Nós, do clero, precisamos aprender a escutar mais, a motivar as decisões, a amadurecê-las em conjunto. Assim, podemos superar o clericalismo. Ninguém renuncia ao seu ministério, mas o vive em um caminho compartilhado.
Para um jovem sacerdote que se questiona sobre o legado do Concílio Vaticano II, o que indicaria como bússola para o ministério?
Maior confiança nas Escrituras com a lectio divina, acreditando justamente no poder e na eficácia do diálogo com a Palavra de Deus e de uma oração que se inspira nela. E também um maior contato com as Igrejas de outros continentes. Penso na África, no Brasil e na América Latina, para ver como elas viveram a Lumen Gentium nas últimas décadas e como vivem a liturgia.
Para a Comissão de Estudo sobre o diaconato feminino, os tempos ainda não estão maduros nesse sentido. Na sua opinião, quais poderiam ser hoje novos ministérios a serem confiados às mulheres, sempre à luz da Lumen Gentium?

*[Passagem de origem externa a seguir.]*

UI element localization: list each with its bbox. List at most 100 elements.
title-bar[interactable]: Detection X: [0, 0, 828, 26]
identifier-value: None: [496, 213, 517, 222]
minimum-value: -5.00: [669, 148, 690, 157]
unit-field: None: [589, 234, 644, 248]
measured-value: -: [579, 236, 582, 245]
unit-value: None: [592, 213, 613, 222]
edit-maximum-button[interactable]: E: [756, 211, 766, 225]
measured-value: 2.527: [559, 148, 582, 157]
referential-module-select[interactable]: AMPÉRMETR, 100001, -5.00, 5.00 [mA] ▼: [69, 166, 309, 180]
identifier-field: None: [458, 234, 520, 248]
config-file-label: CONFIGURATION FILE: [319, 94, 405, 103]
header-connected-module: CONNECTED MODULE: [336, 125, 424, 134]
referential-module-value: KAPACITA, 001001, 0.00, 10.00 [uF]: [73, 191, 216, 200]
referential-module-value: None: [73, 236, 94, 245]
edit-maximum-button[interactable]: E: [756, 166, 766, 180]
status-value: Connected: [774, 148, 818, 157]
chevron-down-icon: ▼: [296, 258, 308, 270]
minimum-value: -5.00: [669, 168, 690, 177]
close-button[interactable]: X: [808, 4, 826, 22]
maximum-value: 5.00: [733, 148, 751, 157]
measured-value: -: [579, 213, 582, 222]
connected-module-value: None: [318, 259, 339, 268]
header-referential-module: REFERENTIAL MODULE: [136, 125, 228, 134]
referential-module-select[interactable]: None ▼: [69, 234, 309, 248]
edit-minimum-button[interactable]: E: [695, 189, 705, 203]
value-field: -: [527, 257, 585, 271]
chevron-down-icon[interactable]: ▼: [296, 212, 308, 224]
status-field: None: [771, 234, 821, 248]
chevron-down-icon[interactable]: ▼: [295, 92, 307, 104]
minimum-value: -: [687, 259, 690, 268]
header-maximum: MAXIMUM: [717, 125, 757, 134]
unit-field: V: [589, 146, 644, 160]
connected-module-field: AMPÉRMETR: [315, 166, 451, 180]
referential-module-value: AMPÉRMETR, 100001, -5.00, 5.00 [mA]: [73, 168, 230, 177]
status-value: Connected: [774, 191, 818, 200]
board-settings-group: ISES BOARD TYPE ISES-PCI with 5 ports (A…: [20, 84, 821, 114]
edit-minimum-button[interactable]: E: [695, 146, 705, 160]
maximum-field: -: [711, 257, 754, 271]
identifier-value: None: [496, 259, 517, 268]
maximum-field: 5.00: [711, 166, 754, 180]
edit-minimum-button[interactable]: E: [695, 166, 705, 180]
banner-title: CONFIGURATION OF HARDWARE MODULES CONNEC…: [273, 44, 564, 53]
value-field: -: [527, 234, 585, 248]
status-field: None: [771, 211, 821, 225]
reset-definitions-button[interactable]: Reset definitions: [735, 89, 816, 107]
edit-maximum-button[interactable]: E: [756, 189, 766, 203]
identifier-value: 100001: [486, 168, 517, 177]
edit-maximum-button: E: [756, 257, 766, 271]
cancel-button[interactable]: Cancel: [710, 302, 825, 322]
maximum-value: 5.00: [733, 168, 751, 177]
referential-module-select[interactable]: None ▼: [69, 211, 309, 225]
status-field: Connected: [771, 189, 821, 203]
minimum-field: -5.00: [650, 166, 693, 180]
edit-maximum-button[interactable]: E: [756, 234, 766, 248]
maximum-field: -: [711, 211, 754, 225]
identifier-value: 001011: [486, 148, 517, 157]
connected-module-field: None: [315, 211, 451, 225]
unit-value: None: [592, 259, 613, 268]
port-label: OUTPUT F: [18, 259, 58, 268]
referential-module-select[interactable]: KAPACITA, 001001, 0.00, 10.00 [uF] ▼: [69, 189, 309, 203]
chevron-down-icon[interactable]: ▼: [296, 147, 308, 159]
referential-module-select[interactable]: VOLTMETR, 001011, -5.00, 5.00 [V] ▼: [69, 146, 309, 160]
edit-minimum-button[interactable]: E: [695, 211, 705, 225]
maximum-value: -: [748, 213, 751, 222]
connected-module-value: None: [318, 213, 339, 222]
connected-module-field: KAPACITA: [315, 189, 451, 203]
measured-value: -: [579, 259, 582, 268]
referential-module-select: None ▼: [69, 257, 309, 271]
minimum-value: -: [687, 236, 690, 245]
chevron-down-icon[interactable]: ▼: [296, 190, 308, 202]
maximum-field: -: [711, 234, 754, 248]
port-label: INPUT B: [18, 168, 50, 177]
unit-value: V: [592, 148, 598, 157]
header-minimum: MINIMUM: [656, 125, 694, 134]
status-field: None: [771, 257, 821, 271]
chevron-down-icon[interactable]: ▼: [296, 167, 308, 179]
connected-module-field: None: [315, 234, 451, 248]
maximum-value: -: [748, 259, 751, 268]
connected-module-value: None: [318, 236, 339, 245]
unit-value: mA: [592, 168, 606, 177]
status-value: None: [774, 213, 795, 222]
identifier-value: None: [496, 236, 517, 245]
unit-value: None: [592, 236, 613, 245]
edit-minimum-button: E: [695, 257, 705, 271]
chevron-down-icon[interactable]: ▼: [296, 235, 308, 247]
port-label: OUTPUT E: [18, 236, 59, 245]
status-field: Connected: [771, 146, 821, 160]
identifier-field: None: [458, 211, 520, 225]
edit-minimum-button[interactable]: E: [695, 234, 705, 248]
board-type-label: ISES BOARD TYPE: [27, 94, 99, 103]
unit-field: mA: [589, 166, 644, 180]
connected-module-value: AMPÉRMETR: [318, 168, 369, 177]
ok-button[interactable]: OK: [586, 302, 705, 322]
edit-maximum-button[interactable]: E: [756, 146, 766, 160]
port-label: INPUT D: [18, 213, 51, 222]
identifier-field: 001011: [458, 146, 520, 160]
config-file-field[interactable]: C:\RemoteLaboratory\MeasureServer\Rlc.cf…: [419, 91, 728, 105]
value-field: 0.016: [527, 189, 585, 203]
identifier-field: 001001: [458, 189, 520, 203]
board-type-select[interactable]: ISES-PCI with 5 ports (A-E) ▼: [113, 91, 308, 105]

Creio que o tema precisa amadurecer por meio de discussões sinodais. Alguns pontos requerem crescimento e aprofundamento. Precisamos aprofundar a questão do gênero para melhor compreender a antropologia bíblica: "Homem e mulher os criou" — duas riquezas. A valorização da antropologia que vem da Revelação não deve, contudo, se traduzir, como tem acontecido, em uma disparidade de dignidade e de importância entre homens e mulheres.
Precisamos alcançar um equilíbrio pleno entre homens e mulheres no caminho da Igreja. Não se trata de reivindicacionismo: a antropologia bíblica continua sendo o ponto de partida, com o valor e a igual dignidade de uns e das outras, como também ensina a Lumen Gentium. Devemos valorizar e fazer amadurecer ainda mais os ministérios, tanto masculinos quanto femininos, e talvez até mesmo alguns ministérios especificamente femininos. As Igrejas jovens — penso em alguns sacerdotes fidei donum que atuam na região amazônica — já estão trabalhando nessa direção.
Além disso, precisamos rever o diaconato permanente. Quando o Concílio o introduziu, muitas Igrejas jovens na África e na América Latina não o adotaram, nem para homens casados nem celibatários. Precisamos nos questionar, e isso requer um amadurecimento sinodal, baseado no diálogo, oferecendo motivações claras: bíblicas, extraídas da Revelação e do caminho da Igreja, que é a fonte do conhecimento da vontade e do projeto de Deus.